Il Comitato scientifico persegue tre fondamentali scopi:

– definire le linee di indirizzo della ricerca dell’Osservatorio AIR;

– promuovere la diffusione degli studi in materia di analisi di impatto della regolazione presso i giovani studiosi;

– promuovere, in generale, la diffusione della conoscenza e della cultura della better regulation presso le principali amministrazioni italiane.

Art.14 – Presidente

Il Presidente rappresenta l’Osservatorio, presiede le adunanze dell’Assemblea e del Consiglio direttivo, provvede alla tutela degli interessi dell’Osservatorio e ne dirige l’attività in conformità alle decisioni dei suoi organi, mantiene i rapporti con altri enti e organizzazioni.

Il Presidente viene nominato dal Consiglio direttivo.

Art. 15 – Sedute

Le convocazioni vanno fatte, di norma, con almeno 7 giorni di preavviso a mezzo di email. In caso di urgenza è ammessa la convocazione via mail con almeno 48 ore di preavviso.

Le sedute degli organi sociali possono essere svolte anche per via telematica.

L’Assemblea e il Consiglio Direttivo sono validamente costituiti in prima convocazione con la presenza della maggioranza assoluta dei componenti, in seconda convocazione con la presenza di almeno un terzo degli aventi diritto.

Le delibere, se non diversamente specificato nel presente Statuto, sono assunte a maggioranza dei presenti. In caso di parità prevale il voto del Presidente. Le votazioni avvengono con scrutinio palese, salvo richiesta di almeno un terzo dei partecipanti di procedere a scrutinio segreto.

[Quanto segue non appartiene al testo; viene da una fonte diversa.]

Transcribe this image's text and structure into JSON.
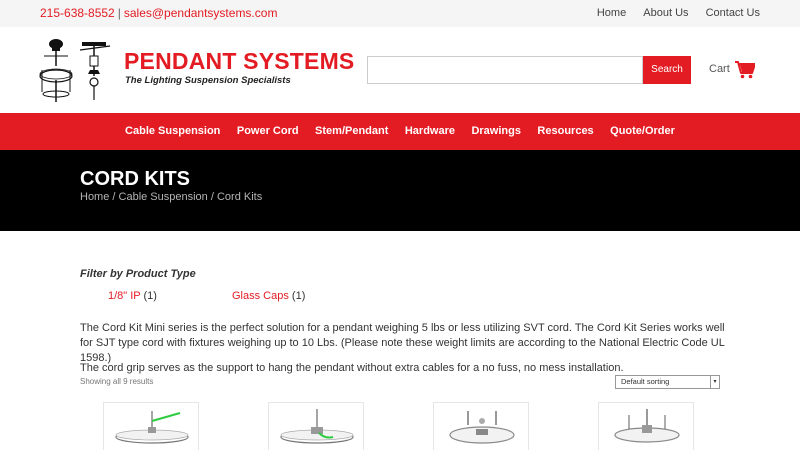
{
  "topbar": {
    "phone": "215-638-8552",
    "separator": "|",
    "email": "sales@pendantsystems.com",
    "links": [
      "Home",
      "About Us",
      "Contact Us"
    ]
  },
  "header": {
    "brand_name": "PENDANT SYSTEMS",
    "tagline": "The Lighting Suspension Specialists",
    "search_button": "Search",
    "search_placeholder": "",
    "cart_label": "Cart"
  },
  "nav": {
    "items": [
      "Cable Suspension",
      "Power Cord",
      "Stem/Pendant",
      "Hardware",
      "Drawings",
      "Resources",
      "Quote/Order"
    ]
  },
  "page": {
    "title": "CORD KITS",
    "breadcrumb": "Home / Cable Suspension / Cord Kits"
  },
  "filter": {
    "title": "Filter by Product Type",
    "items": [
      {
        "label": "1/8\" IP",
        "count": "(1)"
      },
      {
        "label": "Glass Caps",
        "count": "(1)"
      }
    ]
  },
  "description": {
    "paragraph1": "The Cord Kit Mini series is the perfect solution for a pendant weighing 5 lbs or less utilizing SVT cord.  The Cord Kit Series works well for SJT type cord with fixtures weighing up to 10 Lbs.  (Please note these weight limits are according to the National Electric Code UL 1598.)",
    "paragraph2": "The cord grip serves as the support to hang the pendant without extra cables for a no fuss, no mess installation."
  },
  "shop": {
    "results_text": "Showing all 9 results",
    "sort_selected": "Default sorting"
  },
  "colors": {
    "accent": "#e31b23",
    "banner": "#000000",
    "topbar": "#f5f5f5"
  }
}
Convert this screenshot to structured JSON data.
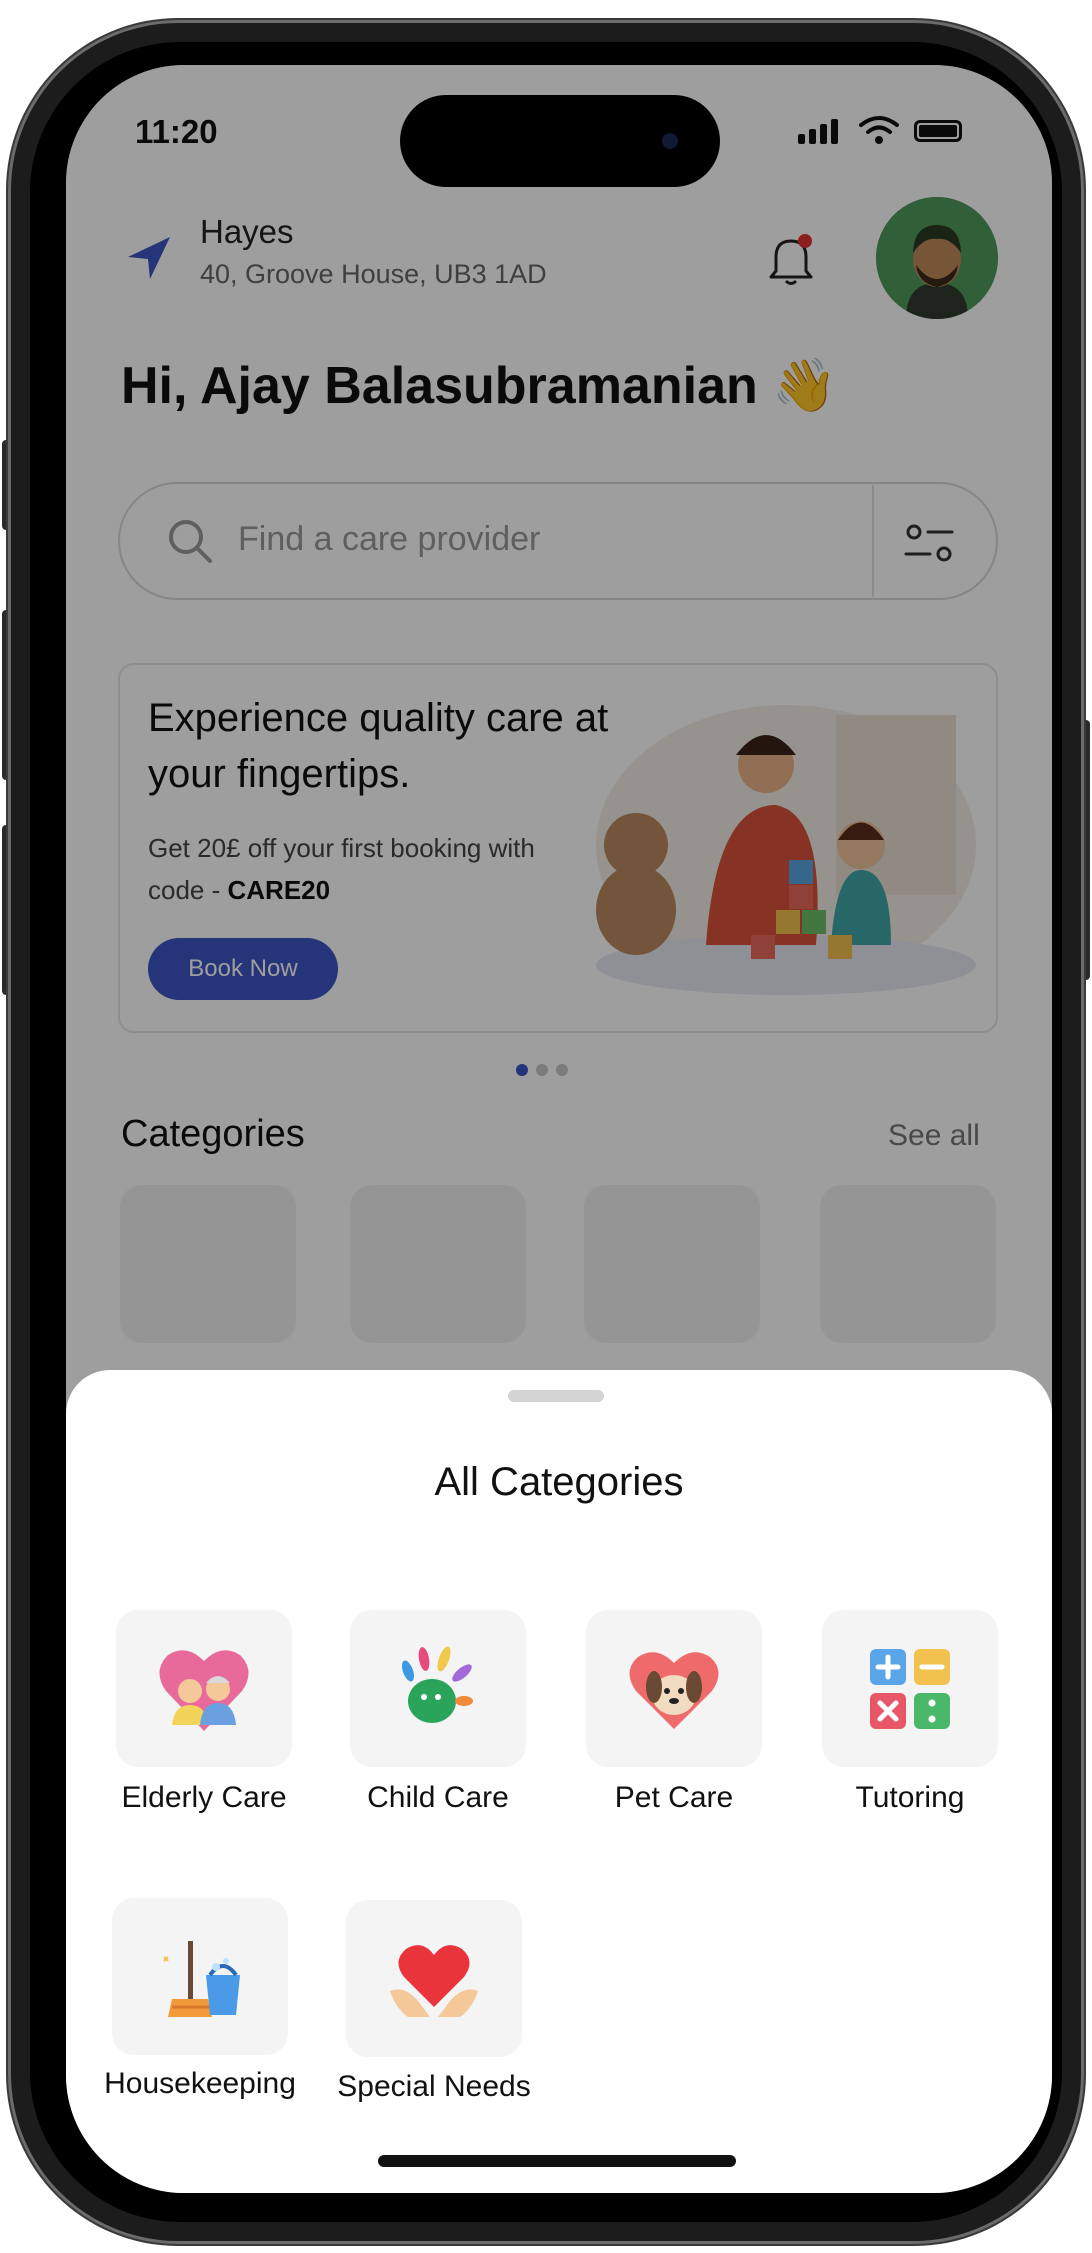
{
  "status_bar": {
    "time": "11:20"
  },
  "header": {
    "location_city": "Hayes",
    "location_address": "40, Groove House, UB3 1AD"
  },
  "greeting": "Hi, Ajay Balasubramanian 👋",
  "search": {
    "placeholder": "Find a care provider"
  },
  "promo": {
    "title": "Experience quality care at your fingertips.",
    "subtitle_prefix": "Get 20£ off your first booking with code - ",
    "code": "CARE20",
    "button_label": "Book Now",
    "carousel_pages": 3,
    "carousel_active": 1
  },
  "categories_section": {
    "heading": "Categories",
    "see_all_label": "See all"
  },
  "sheet": {
    "title": "All Categories",
    "items": [
      {
        "label": "Elderly Care",
        "icon": "elderly-care-icon"
      },
      {
        "label": "Child Care",
        "icon": "child-care-icon"
      },
      {
        "label": "Pet Care",
        "icon": "pet-care-icon"
      },
      {
        "label": "Tutoring",
        "icon": "tutoring-icon"
      },
      {
        "label": "Housekeeping",
        "icon": "housekeeping-icon"
      },
      {
        "label": "Special Needs",
        "icon": "special-needs-icon"
      }
    ]
  },
  "colors": {
    "accent": "#3e54c6",
    "overlay": "rgba(0,0,0,0.38)",
    "tile_bg": "#f4f4f4"
  }
}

Art. 16 – Modifiche allo Statuto

Il presente Statuto può essere modificato dall’Assemblea a maggioranza assoluta.

Art. 17 – Scioglimento

Lo scioglimento dell’Osservatorio è deliberato dall’Assemblea a maggioranza assoluta.

In caso di scioglimento l’Osservatorio ha l’obbligo di devolvere il proprio patrimonio ad altre organizzazioni con finalità analoghe o a fini di pubblica utilità.

Art. 18 – Riconoscimento della personalità giuridica o trasformazione in fondazione

La presentazione della domanda di riconoscimento della personalità giuridica o la trasformazione dell’Osservatorio in fondazione possono essere deliberate dall’Assemblea.